How extracellular DNA triggers IL-1β release from PBMC is less clear. AIM2 is the primary dsDNA-sensing inflammasome in mice, whereas in human myeloid cells, dsDNA triggers the cytosolic cyclic GMP-AMP synthase (cGAS) stimulator of interferon genes (STING) pathway, which subsequently activates NLRP3.8 Consistent with this latter model for dsDNA-induced STING and inflammasome signaling, Barnett et al. show that STING inhibition ablates IL-1β release in the epithelial cell-PBMC co-culture; however, NLRP3 inhibition did not block IL-1β release within infected co-cultures, indicating the participation of a non-NLRP3 inflammasome. Further experiments with genetic knockouts are required to resolve the involvement of cGAS/STING with inflammasome pathway(s) in extracellular DNA sensing.

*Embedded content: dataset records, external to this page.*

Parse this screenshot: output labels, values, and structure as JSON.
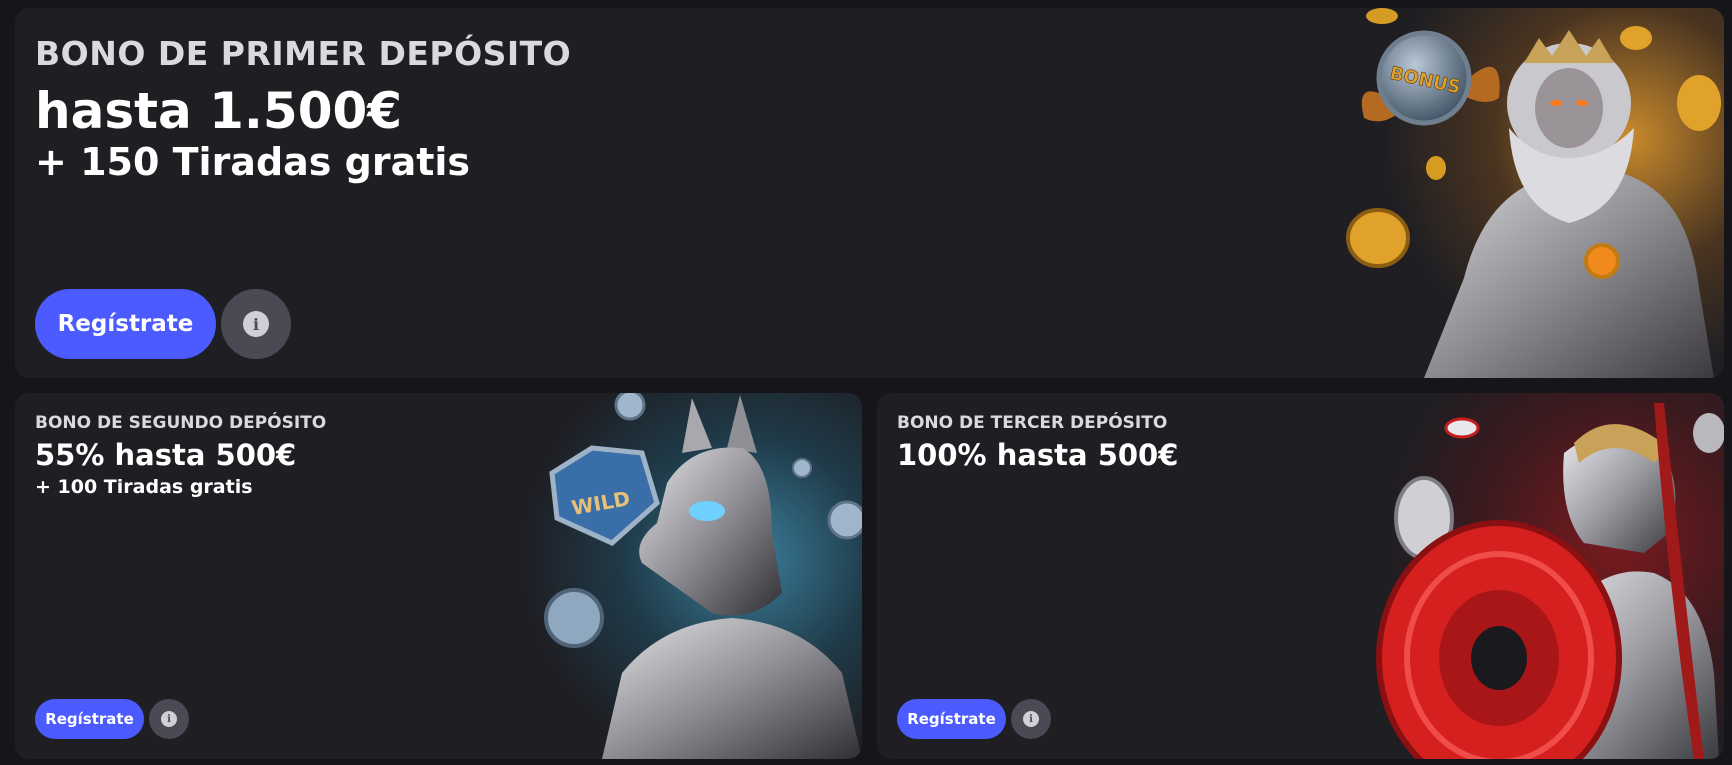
{
  "cards": [
    {
      "eyebrow": "BONO DE PRIMER DEPÓSITO",
      "amount": "hasta 1.500€",
      "spins": "+ 150 Tiradas gratis",
      "register_label": "Regístrate",
      "art": "zeus-with-bonus-coin-illustration"
    },
    {
      "eyebrow": "BONO DE SEGUNDO DEPÓSITO",
      "amount": "55% hasta 500€",
      "spins": "+ 100 Tiradas gratis",
      "register_label": "Regístrate",
      "art": "anubis-with-wild-gem-illustration",
      "art_text": "WILD"
    },
    {
      "eyebrow": "BONO DE TERCER DEPÓSITO",
      "amount": "100% hasta 500€",
      "register_label": "Regístrate",
      "art": "athena-with-red-shield-illustration"
    }
  ],
  "bonus_coin_text": "BONUS",
  "colors": {
    "page_bg": "#15151a",
    "card_bg": "#1e1e23",
    "accent": "#4b5bff",
    "info_button": "#4a4a54",
    "gold": "#e0a22a",
    "red": "#d5201f"
  }
}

Interferons and inflammasomes often counter-regulate each other. Di Domizio et al.9 recently showed that mtDNA from infected epithelial cells activates cGAS/STING signaling in macrophages to drive aberrant Type I interferon expression. It is, however, unclear whether an individual myeloid cell exposed to extracellular DNA can trigger both inflammasome and interferon signaling. It is also unclear how extracellular gDNA or mtDNA may enter cells to access myeloid cytosolic sensors (e.g., cGAS, NLRP3, or AIM2). Answering these outstanding questions could identify new therapeutic strategies for selectively inhibiting pathological inflammasome signaling without affecting anti-viral defense.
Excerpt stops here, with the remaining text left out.